Automation of mathematical induction as part of the history of logic
Se ha publicado un artículo sobre la historia del razonamiento automático titulado Automation of mathematical induction as part of the history of logic.
Sus autores son
- J Strother Moore (de la University of Texas at Austin) y
- Claus-Peter Wirth (del King’s College London).
Su resumen es
We review the history of the automation of mathematical induction.
This article is further organized as follows.
§§ 4 and 5 offer a self-contained reference for the readers who are not familiar with the field of mathematical induction and its automation. In § 4 we introduce the essentials of mathematical induction. In § 5 we have to become more formal regarding recursive function definitions, their consistency, termination, and induction templates and schemes.

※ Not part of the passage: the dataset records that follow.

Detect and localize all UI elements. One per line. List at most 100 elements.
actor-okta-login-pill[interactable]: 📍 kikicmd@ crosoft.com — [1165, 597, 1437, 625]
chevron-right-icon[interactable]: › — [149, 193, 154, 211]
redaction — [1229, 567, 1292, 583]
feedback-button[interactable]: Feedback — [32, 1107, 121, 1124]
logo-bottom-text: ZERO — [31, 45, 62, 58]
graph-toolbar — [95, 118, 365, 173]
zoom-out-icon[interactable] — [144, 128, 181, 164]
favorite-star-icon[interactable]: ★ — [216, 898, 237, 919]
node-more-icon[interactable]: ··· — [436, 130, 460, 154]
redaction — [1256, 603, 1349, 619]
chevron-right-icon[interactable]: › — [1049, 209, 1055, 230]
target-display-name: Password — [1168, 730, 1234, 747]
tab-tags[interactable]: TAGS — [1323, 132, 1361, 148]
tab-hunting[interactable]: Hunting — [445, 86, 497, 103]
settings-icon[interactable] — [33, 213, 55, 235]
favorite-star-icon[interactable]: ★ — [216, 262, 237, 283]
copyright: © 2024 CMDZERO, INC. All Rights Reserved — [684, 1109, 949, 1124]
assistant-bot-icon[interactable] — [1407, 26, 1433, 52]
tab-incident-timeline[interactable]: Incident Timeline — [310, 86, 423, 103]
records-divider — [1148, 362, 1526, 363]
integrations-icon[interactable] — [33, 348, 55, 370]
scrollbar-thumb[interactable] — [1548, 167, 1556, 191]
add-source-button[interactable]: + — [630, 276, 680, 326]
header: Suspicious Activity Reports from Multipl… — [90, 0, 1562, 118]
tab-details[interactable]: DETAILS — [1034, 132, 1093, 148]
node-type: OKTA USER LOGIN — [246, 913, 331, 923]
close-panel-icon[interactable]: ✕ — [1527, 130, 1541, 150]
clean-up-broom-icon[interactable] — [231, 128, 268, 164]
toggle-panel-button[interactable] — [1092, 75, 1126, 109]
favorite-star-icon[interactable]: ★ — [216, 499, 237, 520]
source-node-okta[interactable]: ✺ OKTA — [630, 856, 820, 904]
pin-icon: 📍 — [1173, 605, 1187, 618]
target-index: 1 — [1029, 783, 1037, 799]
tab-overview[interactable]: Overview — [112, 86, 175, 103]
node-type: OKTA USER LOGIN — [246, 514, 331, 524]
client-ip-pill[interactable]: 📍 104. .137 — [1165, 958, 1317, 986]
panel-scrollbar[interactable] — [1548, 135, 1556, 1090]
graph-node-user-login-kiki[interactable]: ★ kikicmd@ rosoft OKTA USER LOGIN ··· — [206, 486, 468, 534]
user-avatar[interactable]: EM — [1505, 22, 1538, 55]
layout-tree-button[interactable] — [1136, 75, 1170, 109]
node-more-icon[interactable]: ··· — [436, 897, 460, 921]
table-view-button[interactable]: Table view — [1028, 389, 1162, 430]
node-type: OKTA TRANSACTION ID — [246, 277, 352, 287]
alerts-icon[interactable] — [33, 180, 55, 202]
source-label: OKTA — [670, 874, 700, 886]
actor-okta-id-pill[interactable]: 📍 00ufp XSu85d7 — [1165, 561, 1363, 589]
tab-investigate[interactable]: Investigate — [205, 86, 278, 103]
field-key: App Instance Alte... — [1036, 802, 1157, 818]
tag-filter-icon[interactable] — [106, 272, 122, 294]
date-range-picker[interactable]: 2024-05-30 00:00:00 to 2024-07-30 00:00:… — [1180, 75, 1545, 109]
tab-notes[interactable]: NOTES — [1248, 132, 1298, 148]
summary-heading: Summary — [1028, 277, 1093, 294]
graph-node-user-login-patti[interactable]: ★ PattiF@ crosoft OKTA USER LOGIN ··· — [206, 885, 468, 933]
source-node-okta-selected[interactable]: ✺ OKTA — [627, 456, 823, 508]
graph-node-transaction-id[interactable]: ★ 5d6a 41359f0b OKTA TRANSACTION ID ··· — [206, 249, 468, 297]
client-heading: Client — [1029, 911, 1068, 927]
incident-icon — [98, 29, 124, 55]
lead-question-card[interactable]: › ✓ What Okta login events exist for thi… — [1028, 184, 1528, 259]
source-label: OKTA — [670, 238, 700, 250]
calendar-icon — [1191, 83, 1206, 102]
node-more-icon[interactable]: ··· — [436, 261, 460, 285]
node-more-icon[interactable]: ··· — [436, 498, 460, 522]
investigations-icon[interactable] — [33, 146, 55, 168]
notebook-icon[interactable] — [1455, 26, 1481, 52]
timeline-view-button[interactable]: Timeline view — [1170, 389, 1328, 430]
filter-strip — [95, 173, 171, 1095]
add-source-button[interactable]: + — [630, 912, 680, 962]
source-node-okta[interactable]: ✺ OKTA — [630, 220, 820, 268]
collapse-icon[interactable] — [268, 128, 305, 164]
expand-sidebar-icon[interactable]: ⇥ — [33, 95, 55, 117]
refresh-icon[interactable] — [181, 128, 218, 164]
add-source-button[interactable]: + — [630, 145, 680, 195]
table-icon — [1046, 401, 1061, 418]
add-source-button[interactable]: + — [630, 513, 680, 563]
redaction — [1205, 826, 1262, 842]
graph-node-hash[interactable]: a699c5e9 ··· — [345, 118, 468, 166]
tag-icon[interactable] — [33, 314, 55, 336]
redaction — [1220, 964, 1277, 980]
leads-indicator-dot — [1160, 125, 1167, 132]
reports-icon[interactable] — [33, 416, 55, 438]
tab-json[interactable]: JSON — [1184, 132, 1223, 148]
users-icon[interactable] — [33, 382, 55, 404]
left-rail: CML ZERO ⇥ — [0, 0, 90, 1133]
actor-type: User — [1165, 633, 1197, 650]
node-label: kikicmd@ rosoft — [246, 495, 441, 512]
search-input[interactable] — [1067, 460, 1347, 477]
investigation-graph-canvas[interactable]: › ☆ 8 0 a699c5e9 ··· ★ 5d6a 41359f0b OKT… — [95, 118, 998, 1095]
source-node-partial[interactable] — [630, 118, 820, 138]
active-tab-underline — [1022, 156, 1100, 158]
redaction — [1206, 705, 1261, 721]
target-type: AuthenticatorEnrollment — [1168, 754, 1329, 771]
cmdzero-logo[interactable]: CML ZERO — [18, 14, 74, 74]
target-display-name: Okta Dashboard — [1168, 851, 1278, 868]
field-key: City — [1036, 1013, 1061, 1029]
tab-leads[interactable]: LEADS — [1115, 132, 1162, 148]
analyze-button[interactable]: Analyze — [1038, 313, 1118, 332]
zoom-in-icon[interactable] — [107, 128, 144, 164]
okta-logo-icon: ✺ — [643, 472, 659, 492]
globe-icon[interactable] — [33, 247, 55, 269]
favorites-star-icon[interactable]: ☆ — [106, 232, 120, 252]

The main part is § 6, where we present the historically most important systems in automated induction, and discuss the details of software systems for explicit induction, with a focus on the 1970s. After describing the application context in § 6.1, we describe the following Boyer–Moore theorem provers: the Pure LISP Theorem Prover (§ 6.2) Thm (§ 6.3) Nqthm (§ 6.4), and ACL2 (§ 6.5). The most noteworthy remaining explicit- induction systems are sketched in § 6.6.
Alternative approaches to the automation of induction that do not follow the paradigm of explicit induction are discussed in § 7.
After summarizing the lessons learned in § 8, we conclude with § 9.